Первый свитер был связан мной на заре туманной юности, когда я полюбила служителя зоопарка Вову Гульченко, он чистил там куриные загоны. В кирзовых сапогах, ватнике, с ног до головы в опилках и курином помете, он весело громыхал ведрами и голосил на всю старую территорию:
— Ой вы, куры! Куры — звери!
Ку-ры — зве-ри — Ой! Ой!..
Голосина у него был — будь здоров. До того, как прийти в зоопарк, он пел в церковном хоре на Ваганьковском кладбище.

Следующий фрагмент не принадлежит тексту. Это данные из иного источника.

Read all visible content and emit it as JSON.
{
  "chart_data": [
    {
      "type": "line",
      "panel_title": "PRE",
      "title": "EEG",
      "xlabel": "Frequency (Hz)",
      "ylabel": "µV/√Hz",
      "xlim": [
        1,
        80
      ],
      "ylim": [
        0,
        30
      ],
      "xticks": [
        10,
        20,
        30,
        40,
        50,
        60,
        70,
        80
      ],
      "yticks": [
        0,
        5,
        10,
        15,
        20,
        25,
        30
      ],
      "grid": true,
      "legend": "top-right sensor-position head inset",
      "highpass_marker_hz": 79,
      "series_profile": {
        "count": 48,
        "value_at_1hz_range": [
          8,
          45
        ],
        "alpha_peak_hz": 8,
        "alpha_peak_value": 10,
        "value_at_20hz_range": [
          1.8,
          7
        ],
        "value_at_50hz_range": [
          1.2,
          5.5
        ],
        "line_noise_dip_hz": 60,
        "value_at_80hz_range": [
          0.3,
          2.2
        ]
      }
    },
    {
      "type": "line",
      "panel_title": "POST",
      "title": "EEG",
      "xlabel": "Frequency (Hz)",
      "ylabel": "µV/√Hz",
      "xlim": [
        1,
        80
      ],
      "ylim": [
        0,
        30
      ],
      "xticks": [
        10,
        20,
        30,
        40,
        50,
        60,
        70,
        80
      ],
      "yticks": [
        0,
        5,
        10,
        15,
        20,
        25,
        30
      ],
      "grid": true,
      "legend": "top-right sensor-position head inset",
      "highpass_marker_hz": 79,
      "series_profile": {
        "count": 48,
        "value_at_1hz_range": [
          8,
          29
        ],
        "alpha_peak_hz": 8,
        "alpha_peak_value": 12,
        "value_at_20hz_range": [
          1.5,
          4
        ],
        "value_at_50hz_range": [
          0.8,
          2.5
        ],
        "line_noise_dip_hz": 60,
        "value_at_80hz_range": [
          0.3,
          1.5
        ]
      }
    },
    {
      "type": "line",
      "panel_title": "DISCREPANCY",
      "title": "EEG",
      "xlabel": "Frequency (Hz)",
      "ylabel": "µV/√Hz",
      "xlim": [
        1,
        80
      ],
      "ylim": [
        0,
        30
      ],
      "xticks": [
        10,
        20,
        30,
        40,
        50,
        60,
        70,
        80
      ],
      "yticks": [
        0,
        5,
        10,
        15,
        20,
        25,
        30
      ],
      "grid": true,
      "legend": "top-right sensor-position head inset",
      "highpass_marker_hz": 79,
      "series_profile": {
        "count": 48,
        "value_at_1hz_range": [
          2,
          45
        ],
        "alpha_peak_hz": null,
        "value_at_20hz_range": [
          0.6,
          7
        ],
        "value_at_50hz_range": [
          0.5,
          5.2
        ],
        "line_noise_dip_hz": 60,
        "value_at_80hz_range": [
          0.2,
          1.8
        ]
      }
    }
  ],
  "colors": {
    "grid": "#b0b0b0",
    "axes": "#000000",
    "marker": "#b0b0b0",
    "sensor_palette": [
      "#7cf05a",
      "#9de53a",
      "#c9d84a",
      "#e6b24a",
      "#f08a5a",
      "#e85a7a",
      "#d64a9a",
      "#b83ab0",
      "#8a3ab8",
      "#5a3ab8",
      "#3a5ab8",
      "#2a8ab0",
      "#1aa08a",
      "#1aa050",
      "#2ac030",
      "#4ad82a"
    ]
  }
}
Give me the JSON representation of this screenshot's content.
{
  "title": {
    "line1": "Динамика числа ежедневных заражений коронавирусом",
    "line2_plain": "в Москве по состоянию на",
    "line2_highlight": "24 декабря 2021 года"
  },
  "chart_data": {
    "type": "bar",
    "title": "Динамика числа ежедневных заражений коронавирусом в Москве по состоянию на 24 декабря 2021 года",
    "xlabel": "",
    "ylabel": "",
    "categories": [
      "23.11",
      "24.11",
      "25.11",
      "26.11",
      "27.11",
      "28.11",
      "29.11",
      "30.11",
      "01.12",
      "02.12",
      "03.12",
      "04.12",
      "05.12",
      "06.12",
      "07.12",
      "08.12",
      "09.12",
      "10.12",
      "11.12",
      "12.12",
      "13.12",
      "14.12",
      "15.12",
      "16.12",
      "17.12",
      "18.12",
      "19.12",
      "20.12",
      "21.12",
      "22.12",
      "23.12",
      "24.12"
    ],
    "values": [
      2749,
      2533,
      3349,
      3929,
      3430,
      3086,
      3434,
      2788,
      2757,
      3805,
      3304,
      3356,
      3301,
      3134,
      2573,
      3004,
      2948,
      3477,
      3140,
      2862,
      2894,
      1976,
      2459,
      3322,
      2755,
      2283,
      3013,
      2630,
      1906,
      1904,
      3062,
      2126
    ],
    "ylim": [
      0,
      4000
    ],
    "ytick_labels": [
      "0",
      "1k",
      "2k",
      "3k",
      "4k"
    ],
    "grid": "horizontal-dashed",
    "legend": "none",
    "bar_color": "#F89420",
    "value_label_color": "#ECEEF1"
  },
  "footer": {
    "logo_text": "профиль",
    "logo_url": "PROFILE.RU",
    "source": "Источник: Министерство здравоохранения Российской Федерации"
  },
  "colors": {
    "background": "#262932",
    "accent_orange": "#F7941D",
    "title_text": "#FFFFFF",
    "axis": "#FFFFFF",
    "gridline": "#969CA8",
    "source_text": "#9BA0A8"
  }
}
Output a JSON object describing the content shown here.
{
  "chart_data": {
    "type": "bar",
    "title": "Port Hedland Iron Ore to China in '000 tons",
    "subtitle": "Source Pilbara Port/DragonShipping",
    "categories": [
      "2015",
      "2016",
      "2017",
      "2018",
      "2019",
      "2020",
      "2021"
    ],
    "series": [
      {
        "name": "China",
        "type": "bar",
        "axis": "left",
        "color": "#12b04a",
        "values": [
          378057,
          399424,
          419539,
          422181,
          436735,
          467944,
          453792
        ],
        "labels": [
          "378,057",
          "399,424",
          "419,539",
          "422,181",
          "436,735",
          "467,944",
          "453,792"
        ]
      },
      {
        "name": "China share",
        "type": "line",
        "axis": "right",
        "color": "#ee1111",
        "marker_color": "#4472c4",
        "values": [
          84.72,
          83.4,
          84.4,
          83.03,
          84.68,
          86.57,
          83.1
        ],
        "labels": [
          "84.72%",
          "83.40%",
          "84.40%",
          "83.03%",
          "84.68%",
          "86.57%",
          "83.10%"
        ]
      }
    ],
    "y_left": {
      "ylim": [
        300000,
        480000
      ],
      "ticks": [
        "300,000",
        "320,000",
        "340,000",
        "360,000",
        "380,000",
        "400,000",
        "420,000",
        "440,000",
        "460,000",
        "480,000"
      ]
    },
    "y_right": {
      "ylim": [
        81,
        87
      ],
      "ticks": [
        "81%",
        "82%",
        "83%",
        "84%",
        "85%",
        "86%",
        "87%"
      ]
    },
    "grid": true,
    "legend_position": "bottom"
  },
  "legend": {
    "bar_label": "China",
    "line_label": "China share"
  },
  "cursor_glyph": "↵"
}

Не мудрствуя лукаво, я связала ему вещь очень простую по композиции. Четыре руки обнимали его со всех сторон, мои четыре огромных руки — две белые — на коричневом фоне — спереди и две коричневые — на белом фоне — сзади.
По рукавам его в изумрудной траве гуляли черные куры с алыми гребнями. На левом предплечье в синюю даль уходило море, по морю плыл корабль, на котором я бисером вышила «ВОВА», а на палубе стоял сам Вова Гульченко, собственной персоной, куриный бог, покровитель недовысиженных яиц, человек особенный в моей жизни, тот, кто впервые меня по-настоящему поцеловал, — с грохотом поставил пустые ведра, снял резиновые перчатки, очень аккуратно повесил их на металлический бортик, обнял и поцеловал.